I thought we had our officiant in the bag.
Early on in our wedding planning, Mr. Martini expressed that he had a specific person in mind when it came to who would preside over the ceremony. He became close with this person at the church he attended during college, and although it has been years since they’ve spoken, this man held a special place in Mr. Martini’s heart and he wanted to reconnect with him. Of course, I agreed.
Over the next few weeks Mr. Martini did give him a call, caught up on the last 10 years, and eventually met for dinner. Unfortunately when Mr. Martini popped the big question about whether he would be kind enough to preside over our ceremony, he found that he was not ordained and is currently serving as a counselor at his church.
We were sad that he could not marry us, but excited that he will be able to witness our marriage as a guest after losing touch for 10 years. But now we had another issue. Who was going to seal the deal for us?
Mr. Martini felt just a tad bit uncomfortable with a pastor that was the same age or younger than him, and I respected that, so that left out a couple of our alternate options. When I filled my dad in on our dilemma, he wanted us to ask his church’s head pastor, but I was dead set against having a Korean speaking ceremony and did not feel comfortable repeating my vows from someone who wasn’t very fluent in English.
Then my dad suggested a bilingual ceremony and having two pastors speak. The Youth Group pastor in his church is fluent in English, and my dad thought he would be a perfect fit for the vow segment of the ceremony.
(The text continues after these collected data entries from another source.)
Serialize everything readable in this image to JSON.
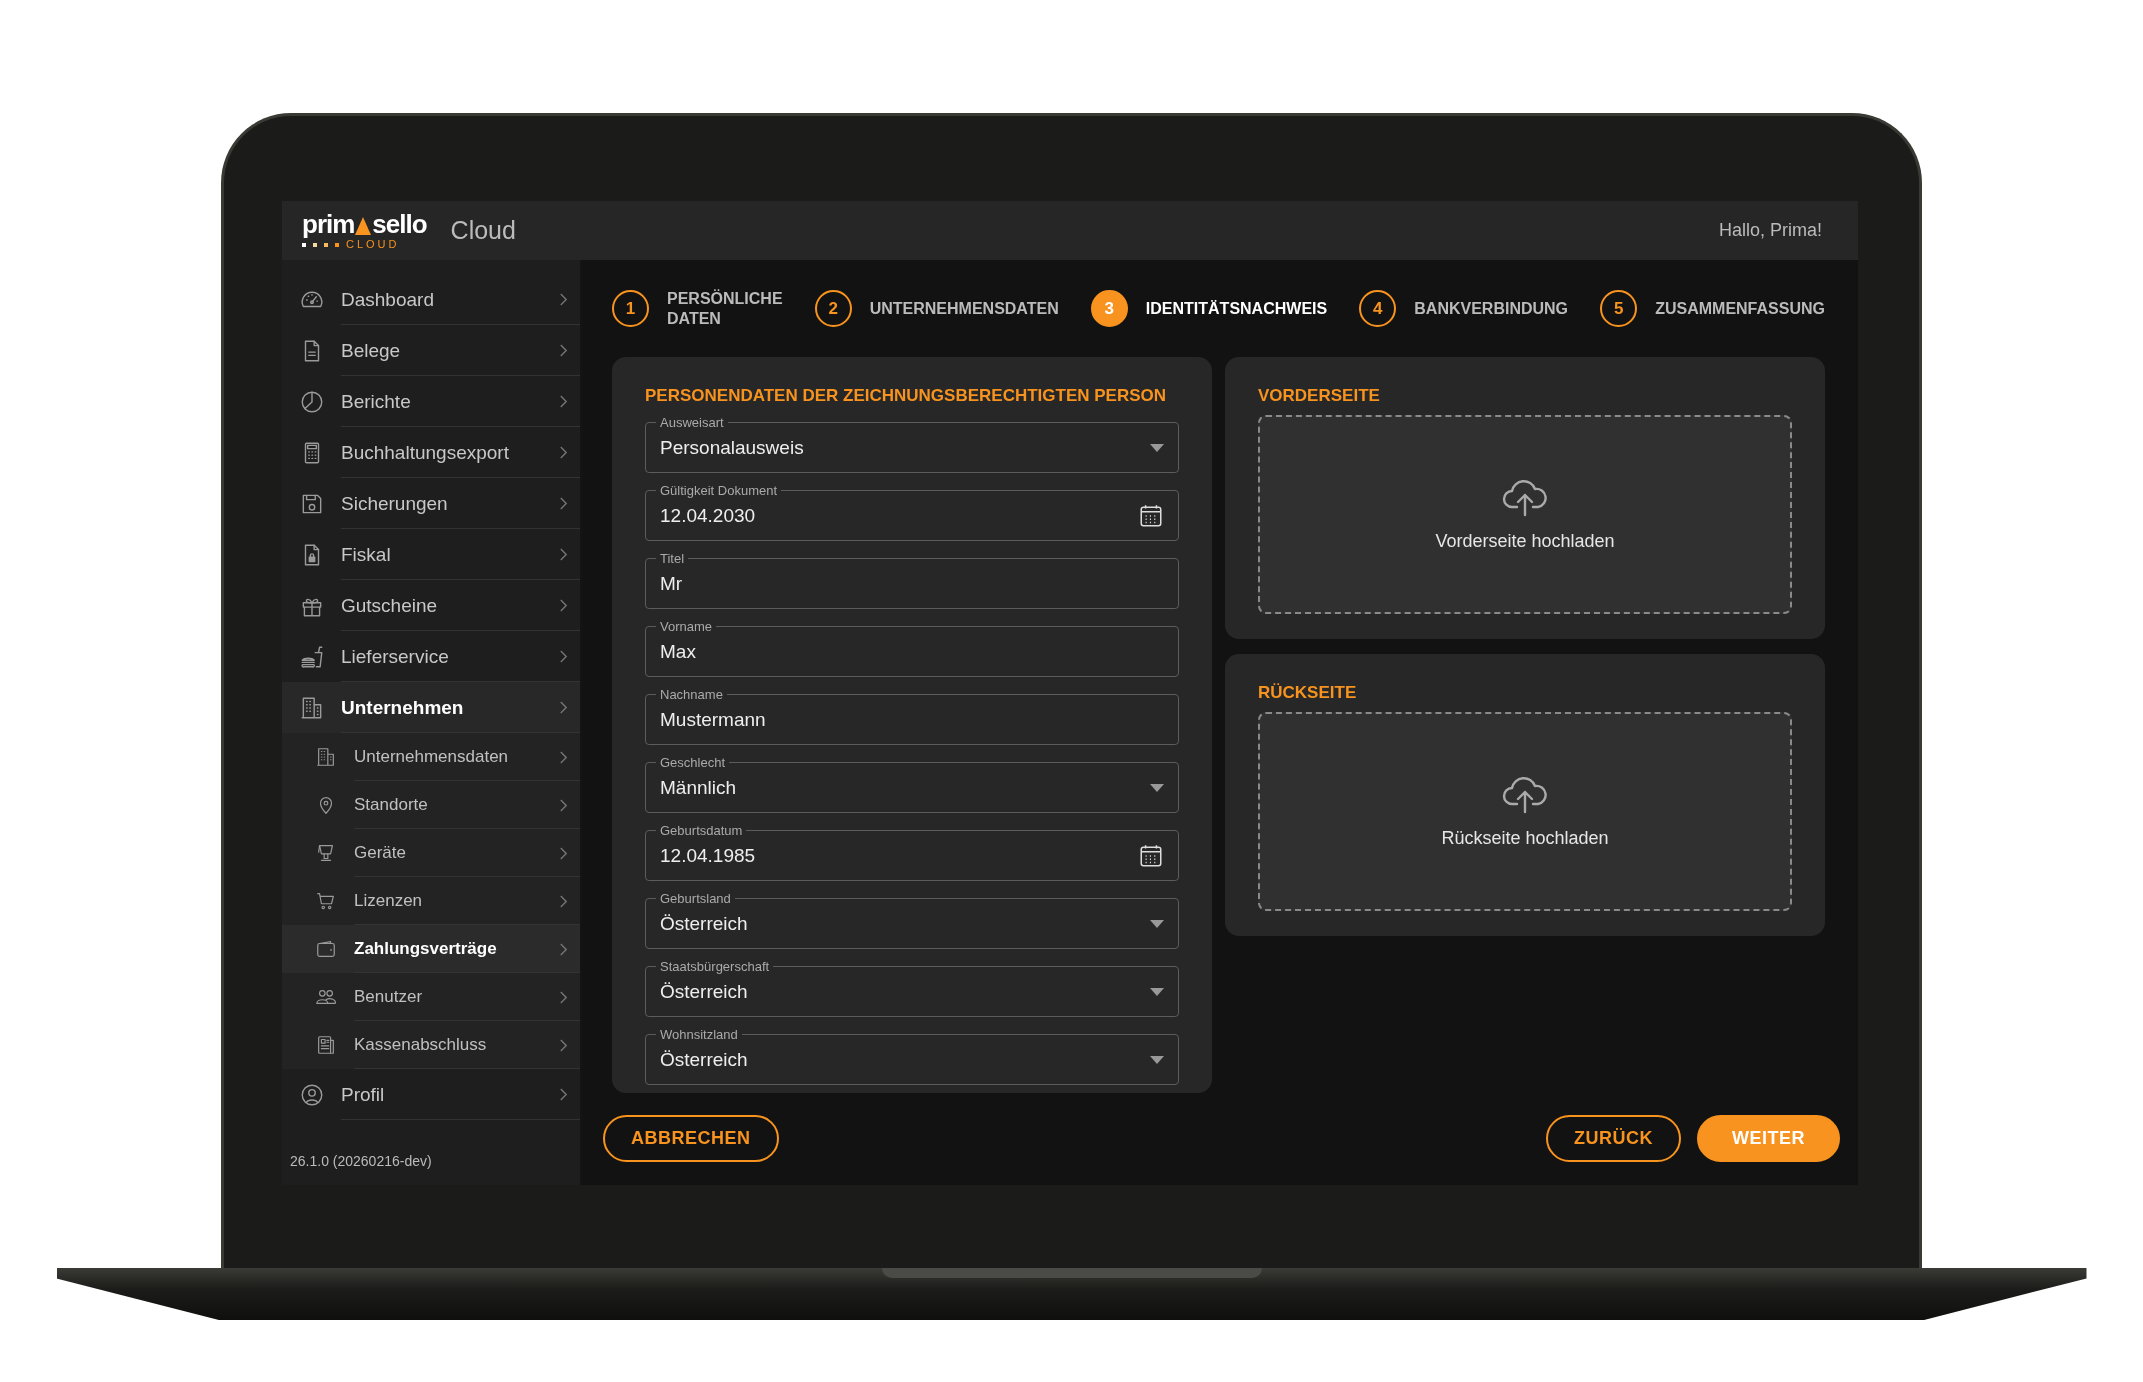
{
  "header": {
    "logo": {
      "left": "prim",
      "right": "sello",
      "sub": "CLOUD"
    },
    "app_name": "Cloud",
    "greeting": "Hallo, Prima!"
  },
  "sidebar": {
    "items": [
      {
        "label": "Dashboard",
        "expanded": false
      },
      {
        "label": "Belege",
        "expanded": false
      },
      {
        "label": "Berichte",
        "expanded": false
      },
      {
        "label": "Buchhaltungsexport",
        "expanded": false
      },
      {
        "label": "Sicherungen",
        "expanded": false
      },
      {
        "label": "Fiskal",
        "expanded": false
      },
      {
        "label": "Gutscheine",
        "expanded": false
      },
      {
        "label": "Lieferservice",
        "expanded": false
      },
      {
        "label": "Unternehmen",
        "expanded": true,
        "children": [
          {
            "label": "Unternehmensdaten",
            "selected": false
          },
          {
            "label": "Standorte",
            "selected": false
          },
          {
            "label": "Geräte",
            "selected": false
          },
          {
            "label": "Lizenzen",
            "selected": false
          },
          {
            "label": "Zahlungsverträge",
            "selected": true
          },
          {
            "label": "Benutzer",
            "selected": false
          },
          {
            "label": "Kassenabschluss",
            "selected": false
          }
        ]
      },
      {
        "label": "Profil",
        "expanded": false
      }
    ],
    "version": "26.1.0 (20260216-dev)"
  },
  "steps": [
    {
      "number": "1",
      "label": "PERSÖNLICHE DATEN",
      "selected": false
    },
    {
      "number": "2",
      "label": "UNTERNEHMENSDATEN",
      "selected": false
    },
    {
      "number": "3",
      "label": "IDENTITÄTSNACHWEIS",
      "selected": true
    },
    {
      "number": "4",
      "label": "BANKVERBINDUNG",
      "selected": false
    },
    {
      "number": "5",
      "label": "ZUSAMMENFASSUNG",
      "selected": false
    }
  ],
  "form": {
    "title": "PERSONENDATEN DER ZEICHNUNGSBERECHTIGTEN PERSON",
    "fields": [
      {
        "kind": "select",
        "label": "Ausweisart",
        "value": "Personalausweis"
      },
      {
        "kind": "date",
        "label": "Gültigkeit Dokument",
        "value": "12.04.2030"
      },
      {
        "kind": "text",
        "label": "Titel",
        "value": "Mr"
      },
      {
        "kind": "text",
        "label": "Vorname",
        "value": "Max"
      },
      {
        "kind": "text",
        "label": "Nachname",
        "value": "Mustermann"
      },
      {
        "kind": "select",
        "label": "Geschlecht",
        "value": "Männlich"
      },
      {
        "kind": "date",
        "label": "Geburtsdatum",
        "value": "12.04.1985"
      },
      {
        "kind": "select",
        "label": "Geburtsland",
        "value": "Österreich"
      },
      {
        "kind": "select",
        "label": "Staatsbürgerschaft",
        "value": "Österreich"
      },
      {
        "kind": "select",
        "label": "Wohnsitzland",
        "value": "Österreich"
      }
    ]
  },
  "uploads": [
    {
      "title": "VORDERSEITE",
      "action": "Vorderseite hochladen"
    },
    {
      "title": "RÜCKSEITE",
      "action": "Rückseite hochladen"
    }
  ],
  "footer": {
    "cancel": "ABBRECHEN",
    "back": "ZURÜCK",
    "next": "WEITER"
  }
}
But I wasn’t sure I liked the idea – I’ve never met this person and not only was he much younger than Mr. Martini, he was also younger than me.
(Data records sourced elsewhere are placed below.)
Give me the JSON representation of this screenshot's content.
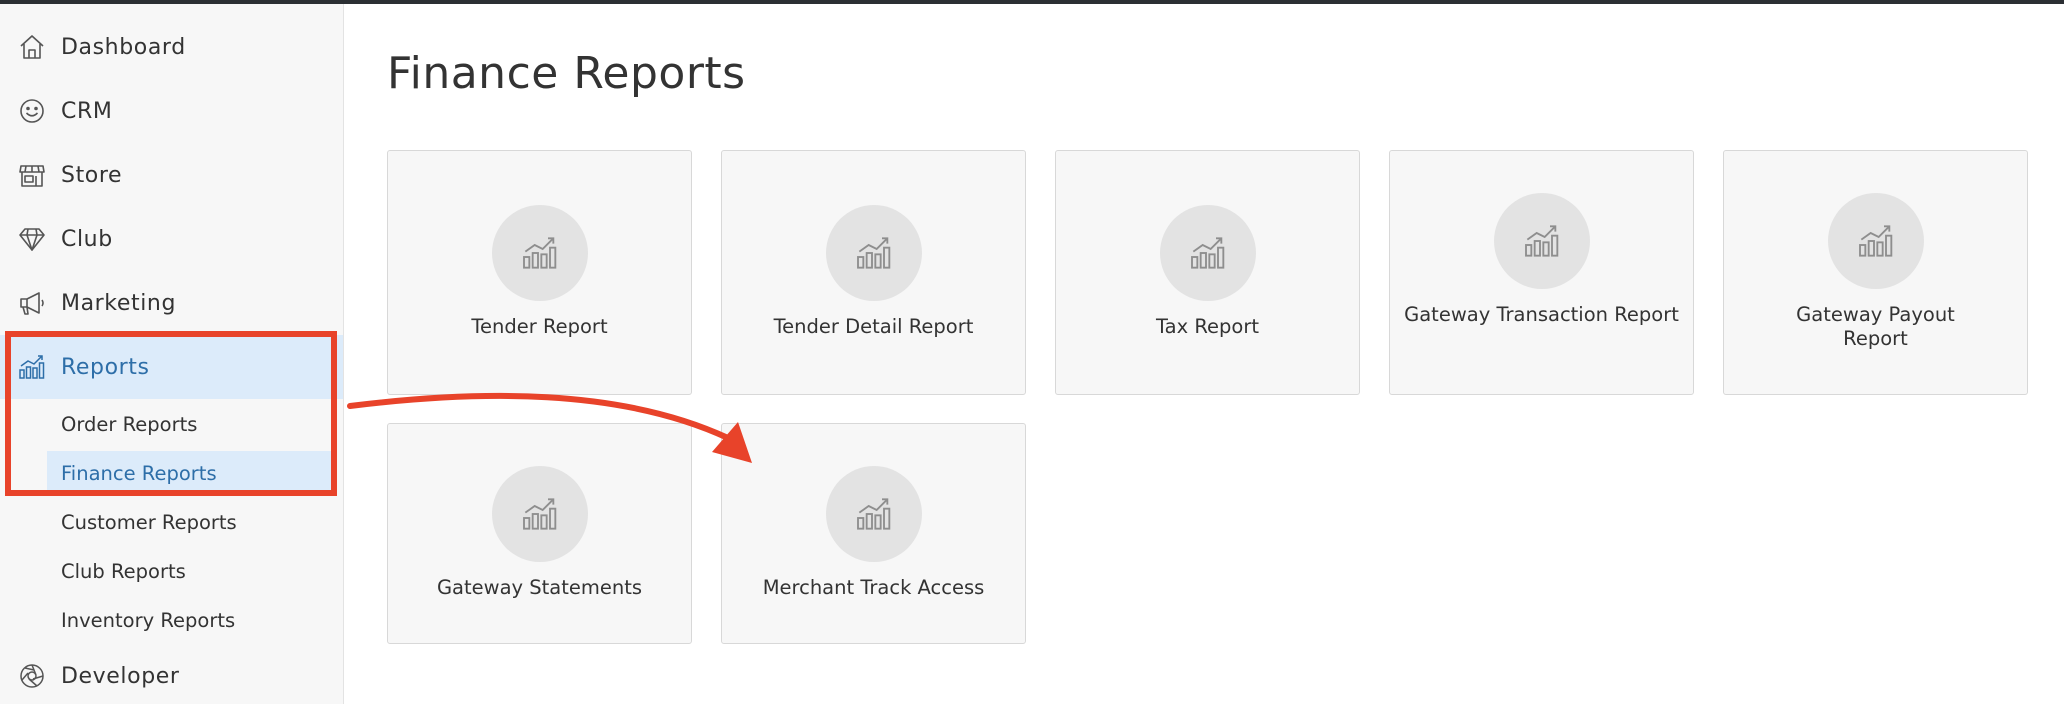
{
  "sidebar": {
    "items": [
      {
        "label": "Dashboard",
        "icon": "home-icon"
      },
      {
        "label": "CRM",
        "icon": "smiley-icon"
      },
      {
        "label": "Store",
        "icon": "storefront-icon"
      },
      {
        "label": "Club",
        "icon": "diamond-icon"
      },
      {
        "label": "Marketing",
        "icon": "megaphone-icon"
      },
      {
        "label": "Reports",
        "icon": "chart-icon",
        "active": true
      },
      {
        "label": "Developer",
        "icon": "aperture-icon"
      }
    ],
    "report_subitems": [
      {
        "label": "Order Reports"
      },
      {
        "label": "Finance Reports",
        "active": true
      },
      {
        "label": "Customer Reports"
      },
      {
        "label": "Club Reports"
      },
      {
        "label": "Inventory Reports"
      }
    ]
  },
  "main": {
    "title": "Finance Reports",
    "cards": [
      {
        "title": "Tender Report"
      },
      {
        "title": "Tender Detail Report"
      },
      {
        "title": "Tax Report"
      },
      {
        "title": "Gateway Transaction Report"
      },
      {
        "title": "Gateway Payout Report"
      },
      {
        "title": "Gateway Statements"
      },
      {
        "title": "Merchant Track Access"
      }
    ]
  },
  "colors": {
    "accent": "#2d6ea8",
    "active_bg": "#dcebfa",
    "annotation": "#e8432a"
  }
}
I might come off as seeming a little bit picky, but I felt that the officiant would have one of the most important positions on our wedding day. I mean, he’s going to MARRY us. His words, “I now pronounce you husband and wife” are going to change our lives forever. We also chose not to get married in a church despite protests (our reason for this had nothing to do with religion – we just preferred not to ask guests to travel between two locations), and in exchange we promised to have a “church” wedding without the actual church. Therefore, I wanted a great speaker who was going to make the ceremony meaningful, yet fun. It would have been nice to have someone who at least knew one of us personally. But since we don’t attend church at the moment, it’s been a little tough finding a pastor so far.
How did you, or will you, choose the person who will marry you?